For MTS assay, cells were plated on 96-well plates at densities of 10 × 10³, 7 × 10³ and 5 × 10³ cells/well for HOS, MCF7 and NHDF cell lines respectively in 100 µL/well aMEM medium and incubated for 24 h. The next day the media were replaced with 4a solutions in serial dilutions and the plates were incubated for another 48 h. The media containing the test compound were then replaced with 100 µL/well DMEM without phenol red and 20 µL/well MTS reagent and the plates were returned to the incubator for another 3 h. Following the last incubation, the plates were removed from the incubator and absorbance at 490 nm was recorded with a plate reader.

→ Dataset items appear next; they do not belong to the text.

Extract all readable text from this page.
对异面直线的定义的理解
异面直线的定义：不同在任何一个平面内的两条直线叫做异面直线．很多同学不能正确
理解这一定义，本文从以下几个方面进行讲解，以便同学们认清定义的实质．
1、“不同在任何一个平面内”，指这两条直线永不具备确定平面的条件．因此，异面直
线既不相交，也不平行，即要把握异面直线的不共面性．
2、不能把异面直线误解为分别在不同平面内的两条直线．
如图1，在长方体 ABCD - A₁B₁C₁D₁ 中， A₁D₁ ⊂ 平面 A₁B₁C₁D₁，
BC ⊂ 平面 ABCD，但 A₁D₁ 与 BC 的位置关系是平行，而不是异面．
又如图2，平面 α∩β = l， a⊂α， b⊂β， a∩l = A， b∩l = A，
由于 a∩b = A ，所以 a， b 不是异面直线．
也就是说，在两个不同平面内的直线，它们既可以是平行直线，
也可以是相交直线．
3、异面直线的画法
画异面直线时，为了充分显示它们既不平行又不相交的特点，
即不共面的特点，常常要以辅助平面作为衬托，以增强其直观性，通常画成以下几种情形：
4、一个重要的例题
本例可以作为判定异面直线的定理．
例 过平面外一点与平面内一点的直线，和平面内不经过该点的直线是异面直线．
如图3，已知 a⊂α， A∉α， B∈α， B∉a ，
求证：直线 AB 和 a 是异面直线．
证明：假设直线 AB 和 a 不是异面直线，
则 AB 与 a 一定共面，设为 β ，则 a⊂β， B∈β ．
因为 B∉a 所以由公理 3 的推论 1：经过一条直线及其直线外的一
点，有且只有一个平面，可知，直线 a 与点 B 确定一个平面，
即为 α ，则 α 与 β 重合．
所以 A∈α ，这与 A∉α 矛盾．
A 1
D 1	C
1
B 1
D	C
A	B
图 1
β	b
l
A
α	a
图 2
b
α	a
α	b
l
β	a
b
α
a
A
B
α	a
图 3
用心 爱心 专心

The relative cell viability is expressed as percentage of the viability of control (cells treated only with cell culture medium and 1% DMSO). Cumulated replicates from three independent experiments were used in the analysis.

4.5. Live/Dead Staining

A stock solution of 500 µg/mL in DMSO was prepared for 4a and working solution of 5 µg/mL were prepared by diluting stock with cell culture medium.

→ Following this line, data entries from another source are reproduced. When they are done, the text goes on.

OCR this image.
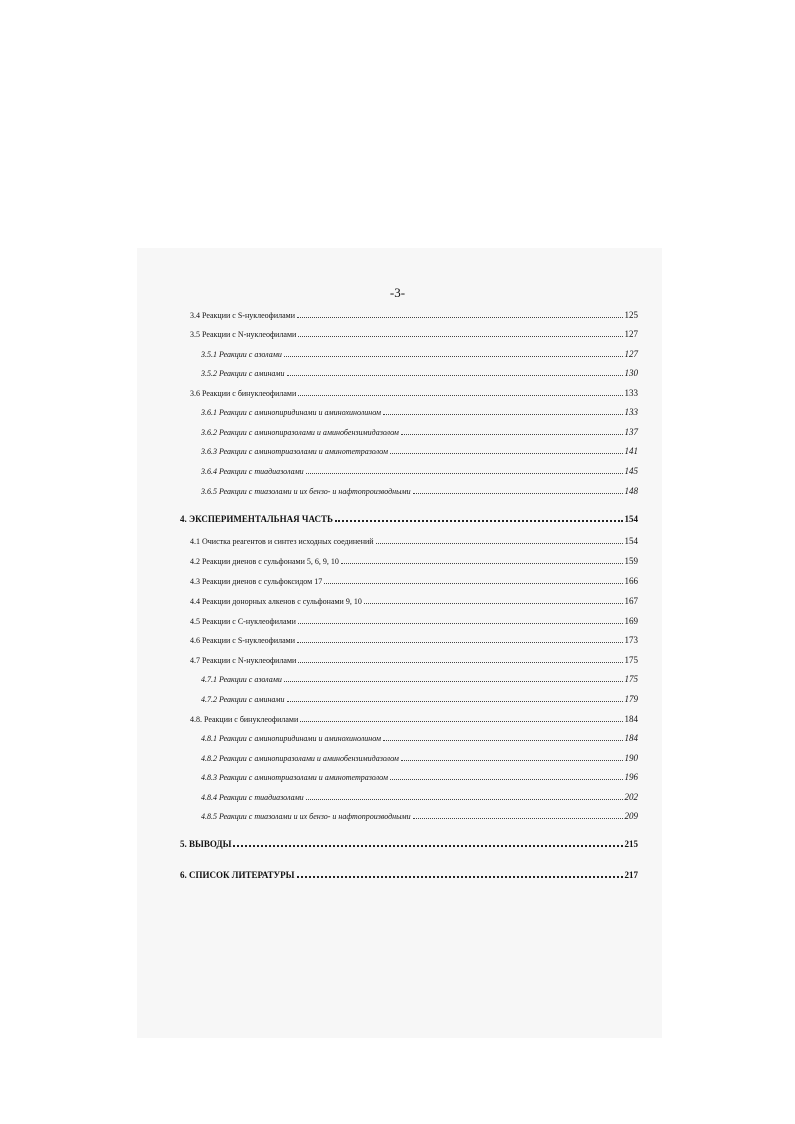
-3-
3.4 Реакции с S-нуклеофилами	125
3.5 Реакции с N-нуклеофилами	127
3.5.1 Реакции с азолами	127
3.5.2 Реакции с аминами	130
3.6 Реакции с бинуклеофилами	133
3.6.1 Реакции с аминопиридинами и аминохинолином	133
3.6.2 Реакции с аминопиразолами и аминобензимидазолом	137
3.6.3 Реакции с аминотриазолами и аминотетразолом	141
3.6.4 Реакции с тиадиазолами	145
3.6.5 Реакции с тиазолами и их бензо- и нафтопроизводными	148
4. ЭКСПЕРИМЕНТАЛЬНАЯ ЧАСТЬ	154
4.1 Очистка реагентов и синтез исходных соединений	154
4.2 Реакции диенов с сульфонами 5, 6, 9, 10	159
4.3 Реакции диенов с сульфоксидом 17	166
4.4 Реакции донорных алкенов с сульфонами 9, 10	167
4.5 Реакции с С-нуклеофилами	169
4.6 Реакции с S-нуклеофилами	173
4.7 Реакции с N-нуклеофилами	175
4.7.1 Реакции с азолами	175
4.7.2 Реакции с аминами	179
4.8. Реакции с бинуклеофилами	184
4.8.1 Реакции с аминопиридинами и аминохинолином	184
4.8.2 Реакции с аминопиразолами и аминобензимидазолом	190
4.8.3 Реакции с аминотриазолами и аминотетразолом	196
4.8.4 Реакции с тиадиазолами	202
4.8.5 Реакции с тиазолами и их бензо- и нафтопроизводными	209
5. ВЫВОДЫ	215
6. СПИСОК ЛИТЕРАТУРЫ	217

Cells were seeded on 35-mm Cell Imaging Dishes with glass bottoms at a density of 24 × 10⁴, 12 × 10⁴ and 5 × 10⁴ cells/dish for HOS, MCF7 and NHDF cell lines respectively. The following day they were treated with 1 mL of 5 µg/mL solution of 4a and incubated for 24 h. Finally, the 4a treatment solution was replaced with 500 µL 50:50 mixture of LIVE/DEAD staining solution with DMEM without phenol red. Images were acquired after 15 min of staining and processed with ImageJ Fiji distribution version 1.52.

4.6. Data Analysis

Data analysis was performed with GraphPad Prism software version 7.00 for Windows (GraphPad Software, San Diego, CA). Results are presented as means ± standard error of the mean (S.E.M.). To determine statistical significance between two groups parametric unpaired t-test with Welch’s correction was applied. Where groups failed Shapiro–Wilk normality test, nonparametric unpaired Mann–Whitney test was used instead. The difference was considered significant when p < 0.05.

5. Conclusions

Four new tricyclic flavonoids have been synthesized and characterized. These, along a previously studied flavonoid, were tested against HOS and MCF7 human cancer lines using a wound scratch assay. The results showed that all five compounds inhibit cell proliferation, with derivatives 4a–c being the most active. Further cytotoxicity tests suggested that flavonoid 4a is less toxic for normal human cells when compared to cancerous ones, although more research is required to optimize this property. When referring to the antibacterial properties of 4a, the previously reported minimum inhibitory concentration against S. aureus of 0.24 µg/mL is well under the concentration of 1 µg/mL, at which the tested compound begins to be too toxic for the NHDF cell line.